Ces mesures destinées aux navires allant en mer et alimentant le marché sont évidemment bienvenues, mais aussi bien tardives, lorsque l’on sait qu’une grande part du précédent FEAMP n’a pas été utilisée. Et au lieu de légiférer en faveur d’une meilleure utilisation de ces fonds avec le nouveau FEAMPA 2021-2027, la Commission européenne a récemment tenté d’en compliquer plus encore l’accès.
PRENDRE DES MESURES COMPLÉMENTAIRES D’URGENCE :
Il est navrant de constater qu’il faut attendre de graves crises économiques pour que l’Union européenne découvre quelques bienfaits du protectionnisme, sans toutefois aller au bout. Lors de la dernière plénière du 24 mars, les élus du Rassemblement National au Parlement européen ont adopté une résolution commune sur la sécurité alimentaire, qui réclamait des mesures d’urgence bien plus larges que ce que propose la Commission :
– soutien à l’arrêt temporaire des activités de pêche ;
– augmentation de la flexibilité des quotas annuels (hausse de 10 à 25%), comme cela a déjà été fait en 2015, après que l’annexion de la Crimée par la Russie a engendré une forte perturbation des marchés mondiaux pour un certain nombre de stocks halieutiques. En effet, la Commission doit dès maintenant prendre des dispositions similaires pour garantir que les quotas inutilisés en 2022 soient transférés à 2023 ;
– l’augmentation du plafond des aides d’État (minimis) jusqu’à 500 000 euros et l’inclusion de la pêche et de l’aquaculture dans le cadre temporaire pour les aides d’État. Il est inconcevable qu’en période de crise, les États-membres ne puissent pas protéger les acteurs de leurs économies au nom du dogme européiste de la « concurrence libre et non faussée ». Cette proposition de relèvement conséquent du plafond des minimis est d’autant plus vitale que sont compris dedans les dispositifs d’exonération de charges que peut mettre en œuvre l’État-membre concerné pour aider ses patrons-pêcheurs.

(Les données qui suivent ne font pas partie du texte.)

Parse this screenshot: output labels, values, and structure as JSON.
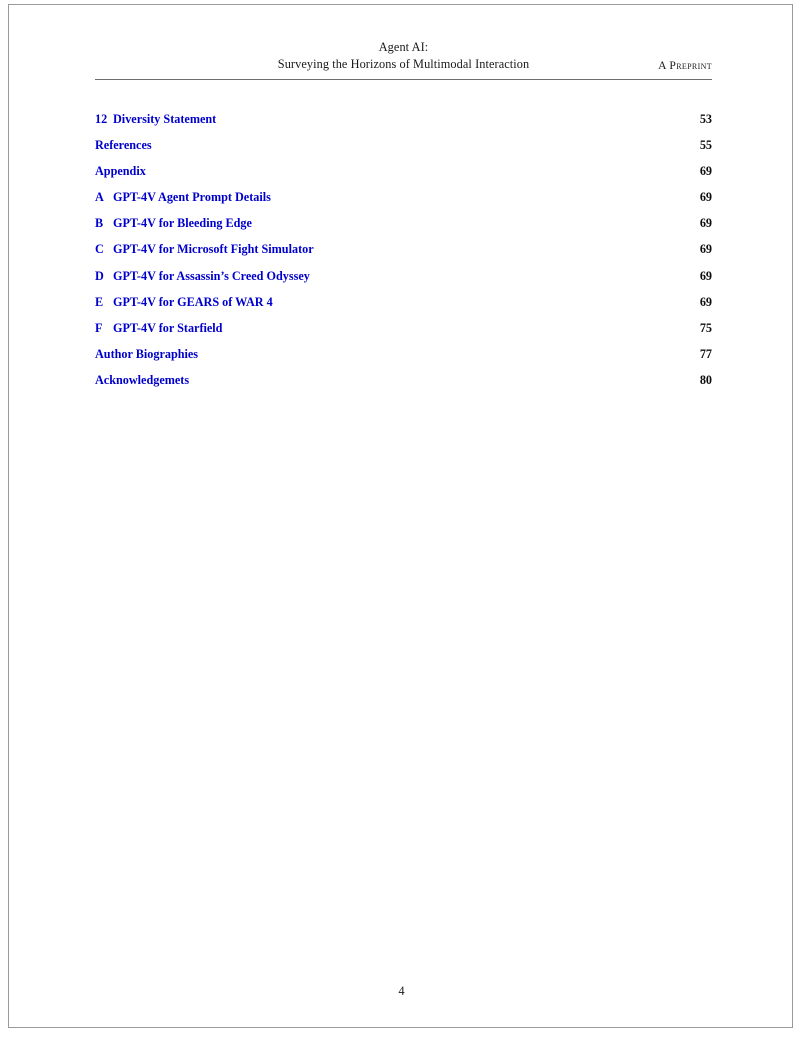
{
  "header": {
    "title_line1": "Agent AI:",
    "title_line2": "Surveying the Horizons of Multimodal Interaction",
    "preprint": "A Preprint"
  },
  "toc": {
    "entries": [
      {
        "label": "12",
        "title": "Diversity Statement",
        "page": "53"
      },
      {
        "label": "",
        "title": "References",
        "page": "55"
      },
      {
        "label": "",
        "title": "Appendix",
        "page": "69"
      },
      {
        "label": "A",
        "title": "GPT-4V Agent Prompt Details",
        "page": "69"
      },
      {
        "label": "B",
        "title": "GPT-4V for Bleeding Edge",
        "page": "69"
      },
      {
        "label": "C",
        "title": "GPT-4V for Microsoft Fight Simulator",
        "page": "69"
      },
      {
        "label": "D",
        "title": "GPT-4V for Assassin’s Creed Odyssey",
        "page": "69"
      },
      {
        "label": "E",
        "title": "GPT-4V for GEARS of WAR 4",
        "page": "69"
      },
      {
        "label": "F",
        "title": "GPT-4V for Starfield",
        "page": "75"
      },
      {
        "label": "",
        "title": "Author Biographies",
        "page": "77"
      },
      {
        "label": "",
        "title": "Acknowledgemets",
        "page": "80"
      }
    ]
  },
  "footer": {
    "page_number": "4"
  },
  "colors": {
    "link_blue": "#0000cd",
    "page_number_black": "#0d0d0d",
    "rule_gray": "#6e6e6e",
    "page_border": "#9a9a9a"
  }
}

La situation actuelle de la filière pêche demande des mesures immédiates et renforcées sur le court terme, car elle est en état d’urgence vitale. À plus long terme, cette crise énergétique met en lumière la nécessité pressante d’aborder le problème de l’efficacité énergétique des navires. Les pêcheurs sont en première ligne face à la fluctuation des cours mondiaux du pétrole parce que leurs navires, trop anciens, sont étudiés pour fonctionner selon un modèle de consommation datant de l’époque où le baril de pétrole avait un coût inférieur à 50 dollars. Ce monde-là étant révolu, la viabilité économique des navires de pêche passe donc par une adaptation à la nouvelle donne énergétique.
PROTECTION – PROJECTION – TRANSMISSION :
Le triptyque fondateur de la vision de Marine Le Pen correspond parfaitement aux attentes de nos pêcheurs.

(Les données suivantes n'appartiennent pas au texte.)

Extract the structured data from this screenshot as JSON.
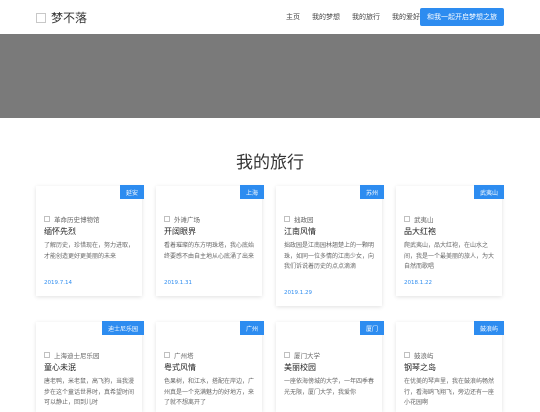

Protection : Il faut des mesures de soutien immédiates pour sauver nos filières pêche et aquacole, indispensables à notre souveraineté et sécurité alimentaires ;
Projection : Il faut financer la recherche et l’innovation technologique et énergétique auxquelles les gouvernements successifs ne sont pas attachés, sinon à leur imposer une écologie punitive ;
Transmission : Il faut permettre à nos pêcheurs et aux acteurs de l’aquaculture de transmettre leurs métiers, leurs savoirs et ce patrimoine d’excellence qui fait la fierté de notre France.